Sep. 26th, 2008 05:12 pm (UTC)
Oops, can't edit so I'll reply to my own thread. Tacky, I know. ;)

So I may have been a bit harsh in my previous reply. Forgive me...I get really excited about this real estate stuff. Unequivocally, we are coming up on the biggest buying opportunity for real estate in our lifetimes. I am piling up cash to partake in it.

It's just not here yet.

If you read the mainstream media, it's all doom and gloom and sob stories. So forget that. If you want to know what's really going on, read the industry blogs.

Here is one:

Jim is one of 2 real estate agents in the world I trust. Why? He doesn't "sell" you anything. You want to buy something, he posts it on his website and you give him a call.

He sells foreclosures in Oceanside. If you have been to Oceanside, you know it's not that great of a place. But rents are high and foreclosed property prices are (comparatively) a bargain.

Any foreclosure that is priced at less than 50% of its last sale price is receiving multiple offers within hours of being listed. Many receive 13, 16, 18 offers and go for above list price. Of those offers, typically 2-4 are all-cash buyers.

So there is a LOT of money on the sideline. It's just being held by patient buyers (like me) who know this rollercoaster ride ain't over yet.

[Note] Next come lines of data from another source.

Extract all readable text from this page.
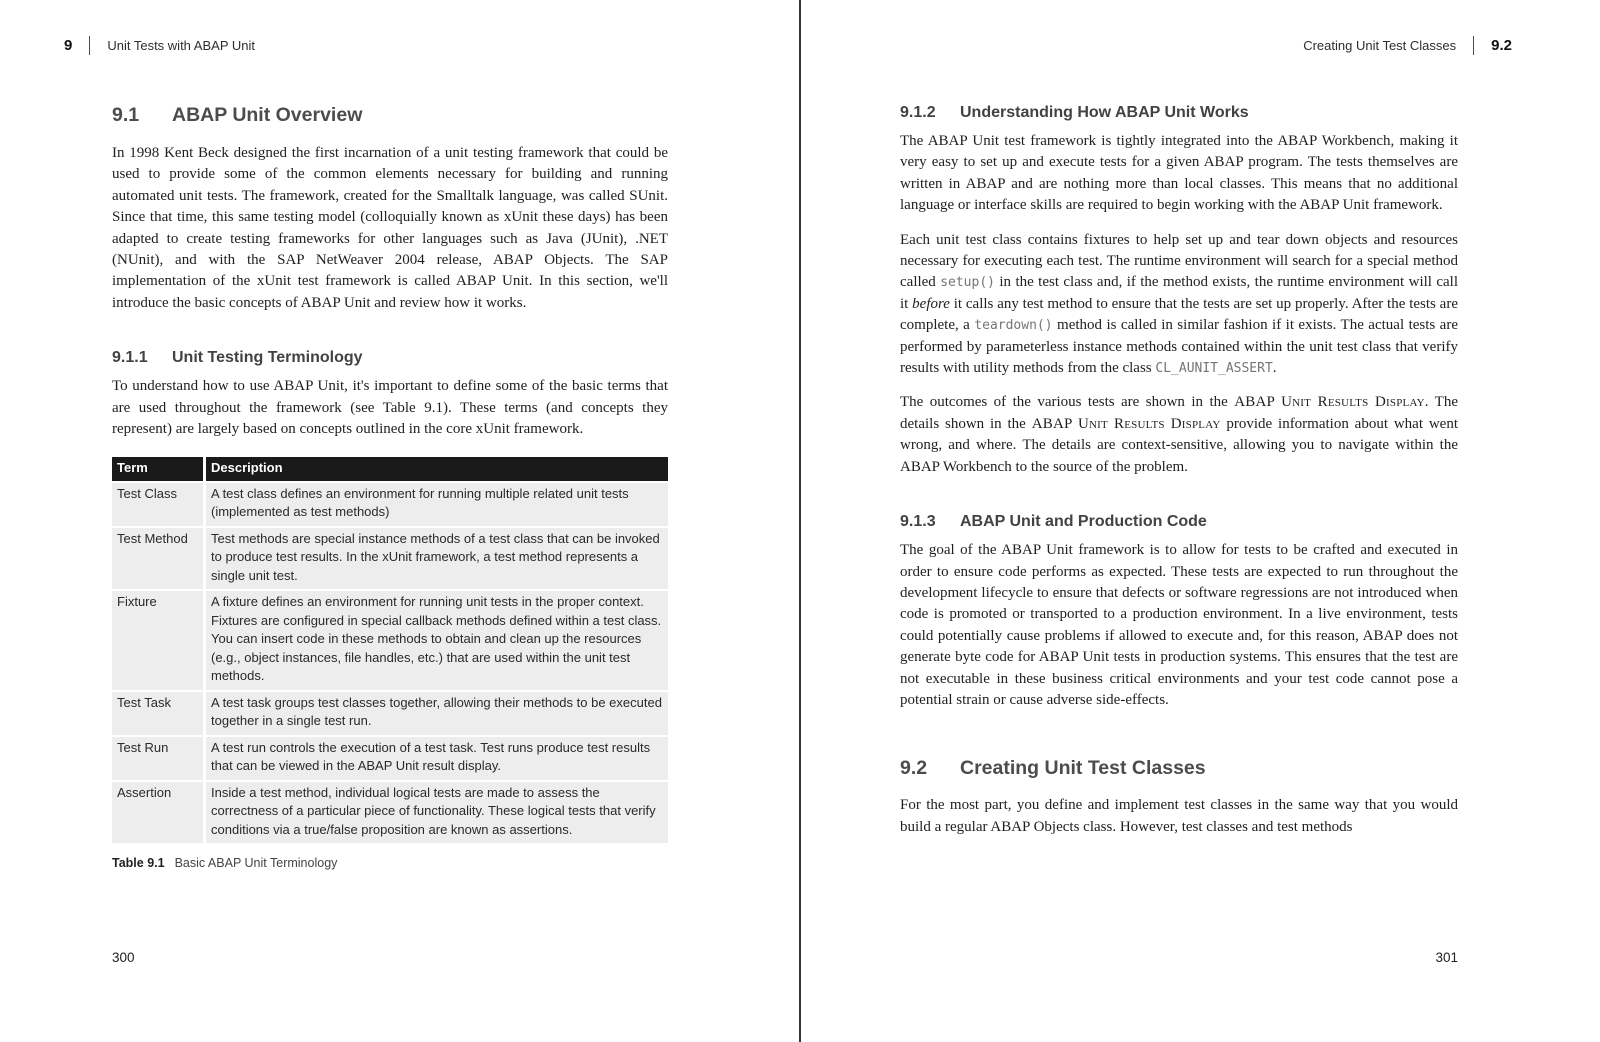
9	Unit Tests with ABAP Unit
9.1	ABAP Unit Overview

In 1998 Kent Beck designed the first incarnation of a unit testing framework that could be used to provide some of the common elements necessary for building and running automated unit tests. The framework, created for the Smalltalk language, was called SUnit. Since that time, this same testing model (colloquially known as xUnit these days) has been adapted to create testing frameworks for other languages such as Java (JUnit), .NET (NUnit), and with the SAP NetWeaver 2004 release, ABAP Objects. The SAP implementation of the xUnit test framework is called ABAP Unit. In this section, we'll introduce the basic concepts of ABAP Unit and review how it works.

9.1.1	Unit Testing Terminology

To understand how to use ABAP Unit, it's important to define some of the basic terms that are used throughout the framework (see Table 9.1). These terms (and concepts they represent) are largely based on concepts outlined in the core xUnit framework.

Term	Description
Test Class	A test class defines an environment for running multiple related unit tests (implemented as test methods)
Test Method	Test methods are special instance methods of a test class that can be invoked to produce test results. In the xUnit framework, a test method represents a single unit test.
Fixture	A fixture defines an environment for running unit tests in the proper context. Fixtures are configured in special callback methods defined within a test class. You can insert code in these methods to obtain and clean up the resources (e.g., object instances, file handles, etc.) that are used within the unit test methods.
Test Task	A test task groups test classes together, allowing their methods to be executed together in a single test run.
Test Run	A test run controls the execution of a test task. Test runs produce test results that can be viewed in the ABAP Unit result display.
Assertion	Inside a test method, individual logical tests are made to assess the correctness of a particular piece of functionality. These logical tests that verify conditions via a true/false proposition are known as assertions.
Table 9.1 Basic ABAP Unit Terminology
300
Creating Unit Test Classes 9.2
9.1.2	Understanding How ABAP Unit Works

The ABAP Unit test framework is tightly integrated into the ABAP Workbench, making it very easy to set up and execute tests for a given ABAP program. The tests themselves are written in ABAP and are nothing more than local classes. This means that no additional language or interface skills are required to begin working with the ABAP Unit framework.

Each unit test class contains fixtures to help set up and tear down objects and resources necessary for executing each test. The runtime environment will search for a special method called setup() in the test class and, if the method exists, the runtime environment will call it before it calls any test method to ensure that the tests are set up properly. After the tests are complete, a teardown() method is called in similar fashion if it exists. The actual tests are performed by parameterless instance methods contained within the unit test class that verify results with utility methods from the class CL_AUNIT_ASSERT.

The outcomes of the various tests are shown in the ABAP Unit Results Display. The details shown in the ABAP Unit Results Display provide information about what went wrong, and where. The details are context-sensitive, allowing you to navigate within the ABAP Workbench to the source of the problem.

9.1.3	ABAP Unit and Production Code

The goal of the ABAP Unit framework is to allow for tests to be crafted and executed in order to ensure code performs as expected. These tests are expected to run throughout the development lifecycle to ensure that defects or software regressions are not introduced when code is promoted or transported to a production environment. In a live environment, tests could potentially cause problems if allowed to execute and, for this reason, ABAP does not generate byte code for ABAP Unit tests in production systems. This ensures that the test are not executable in these business critical environments and your test code cannot pose a potential strain or cause adverse side-effects.

9.2	Creating Unit Test Classes

For the most part, you define and implement test classes in the same way that you would build a regular ABAP Objects class. However, test classes and test methods

301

Will the floodgates open with idiot buyers like they did in 2004-2005? No, but the savvy buyers who know a bargain will buy. Maybe not in 60-mile-out-suburb-of-Bakersfield, but in the formerly hot markets that are still a nice place to San Diego, or Walnut Creek.

Plenty of money. No fear to be had. Just patiently waiting. That describes me, as well as thousands of others.

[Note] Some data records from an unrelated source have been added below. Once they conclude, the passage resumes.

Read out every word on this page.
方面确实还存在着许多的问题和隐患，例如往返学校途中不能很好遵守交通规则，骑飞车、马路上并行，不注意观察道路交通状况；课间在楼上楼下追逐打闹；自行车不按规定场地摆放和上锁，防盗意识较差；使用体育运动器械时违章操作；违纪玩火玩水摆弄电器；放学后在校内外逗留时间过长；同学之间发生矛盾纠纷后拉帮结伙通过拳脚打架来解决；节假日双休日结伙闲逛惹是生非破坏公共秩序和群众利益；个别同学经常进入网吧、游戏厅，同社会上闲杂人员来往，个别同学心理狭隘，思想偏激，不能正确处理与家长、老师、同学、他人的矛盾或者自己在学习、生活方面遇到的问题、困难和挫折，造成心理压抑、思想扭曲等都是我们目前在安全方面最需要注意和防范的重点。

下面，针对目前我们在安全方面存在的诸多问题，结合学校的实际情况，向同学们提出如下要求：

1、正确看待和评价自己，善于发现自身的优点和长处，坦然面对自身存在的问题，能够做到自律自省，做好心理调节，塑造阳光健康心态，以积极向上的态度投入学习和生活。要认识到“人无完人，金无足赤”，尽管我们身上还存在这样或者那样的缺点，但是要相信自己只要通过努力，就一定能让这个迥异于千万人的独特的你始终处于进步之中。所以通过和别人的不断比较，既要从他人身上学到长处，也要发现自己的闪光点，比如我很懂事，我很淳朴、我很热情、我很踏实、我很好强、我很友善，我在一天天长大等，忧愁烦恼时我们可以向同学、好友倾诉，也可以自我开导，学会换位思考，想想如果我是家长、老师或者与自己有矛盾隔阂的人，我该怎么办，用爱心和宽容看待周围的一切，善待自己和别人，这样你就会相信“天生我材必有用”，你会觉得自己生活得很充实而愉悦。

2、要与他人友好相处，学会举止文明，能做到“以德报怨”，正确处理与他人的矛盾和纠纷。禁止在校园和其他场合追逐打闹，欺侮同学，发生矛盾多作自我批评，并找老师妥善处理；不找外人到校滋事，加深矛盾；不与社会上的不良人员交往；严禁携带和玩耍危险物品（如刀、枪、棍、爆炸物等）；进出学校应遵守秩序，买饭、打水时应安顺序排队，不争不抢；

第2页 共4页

In the meantime, I'm still earning 4% at WaMu...I mean Chase. ;)

Sep. 26th, 2008 05:22 pm (UTC)
It is a messy time indeed.

Sep. 26th, 2008 06:30 pm (UTC)
It wouldn't be the end of the world if the government would stop butting in. It's the same thing they did in 1929 and they just extended the depression for 10 years instead of having it be over in 1 year like it was in 1921. But noooo, we have to bailout the rich peoplebankers who got themselves in trouble.